成年後見制度は、認知症、知的障害、精神障害などによって物事を判断する能力が十分でない方について、その方の権利を守る援助者(「成年後見人」等)を選ぶことで、本人を法律的に支援する制度です。
市又は地域包括支援センターでは、成年後見制度の利用に関する相談・支援を行っています。

判断能力が不十分になる前に(任意後見制度)

 任意後見制度は、十分な判断能力があるうちに、将来、判断能力が不十分な状態になった場合に備えて、あらかじめ代理人を選任し、自分の生活、療養看護や財産管理に関する事務について代理権を与える契約を、公証人の作成する公正証書によって結んでおきます。判断能力が低下した場合、家庭裁判所での所定の手続きを経て、契約の効力が発生します。
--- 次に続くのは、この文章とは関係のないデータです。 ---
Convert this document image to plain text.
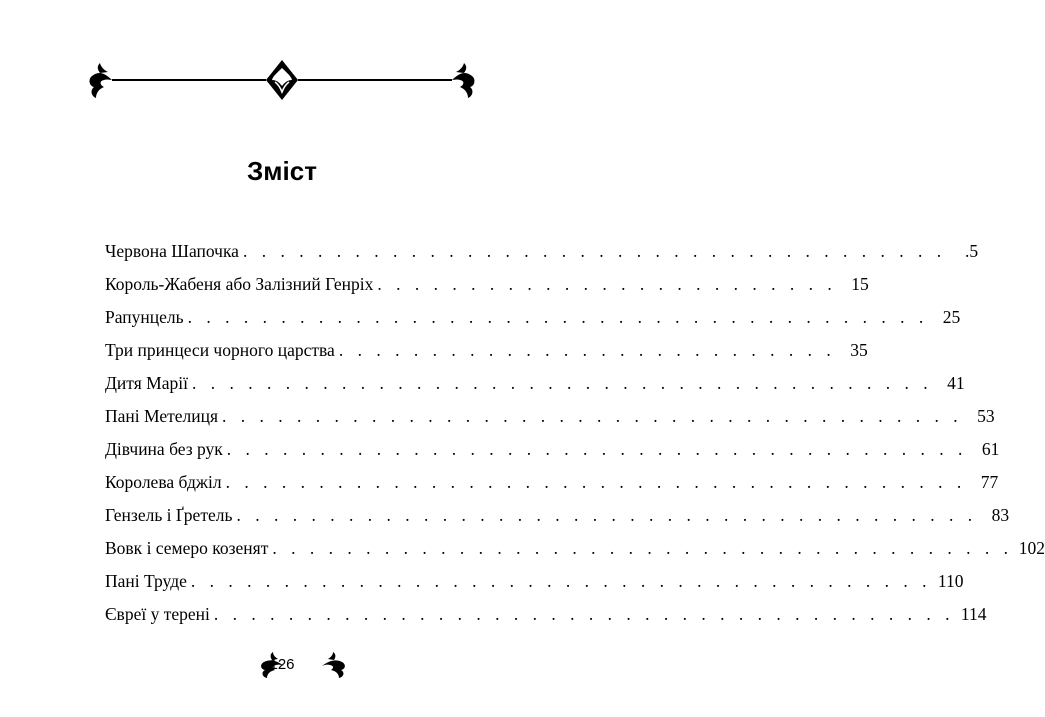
Зміст
Червона Шапочка . . . . . . . . . . . . . . . . . . . . . . . . . . . . . . . . . . . . . .	.5
Король-Жабеня або Залізний Генріх . . . . . . . . . . . . . . . . . . . . . . . . . 15
Рапунцель . . . . . . . . . . . . . . . . . . . . . . . . . . . . . . . . . . . . . . . . 25
Три принцеси чорного царства . . . . . . . . . . . . . . . . . . . . . . . . . . . 35
Дитя Марії . . . . . . . . . . . . . . . . . . . . . . . . . . . . . . . . . . . . . . . . 41
Пані Метелиця . . . . . . . . . . . . . . . . . . . . . . . . . . . . . . . . . . . . . . . . 53
Дівчина без рук . . . . . . . . . . . . . . . . . . . . . . . . . . . . . . . . . . . . . . . . 61
Королева бджіл . . . . . . . . . . . . . . . . . . . . . . . . . . . . . . . . . . . . . . . . 77
Гензель і Ґретель . . . . . . . . . . . . . . . . . . . . . . . . . . . . . . . . . . . . . . . . 83
Вовк і семеро козенят . . . . . . . . . . . . . . . . . . . . . . . . . . . . . . . . . . . . . . . . 102
Пані Труде . . . . . . . . . . . . . . . . . . . . . . . . . . . . . . . . . . . . . . . . 110
Євреї у терені . . . . . . . . . . . . . . . . . . . . . . . . . . . . . . . . . . . . . . . . 114
126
手数料・印紙代等が必要となります。

判断能力が不十分になってから(法定後見制度)

 判断能力が不十分な方や全くない方について、家庭裁判所によって援助者として成年後見人等(成年後見人・補佐人・補助人)が選ばれる制度です。家庭裁判所に審判の申立をし、家庭裁判所が選任した後見人等(配偶者や親族、法律や福祉の専門家など)が、預貯金や財産の管理、介護・福祉サービスの利用や施設への入所契約・費用の支払いや日常生活上の契約支援についてサポートします。
審判の申立ができるのは、本人・配偶者・四親等内の親族です。申立を行う親族がいない場合は市町村長が申立を行うことができます。手数料・印紙代等が必要となります。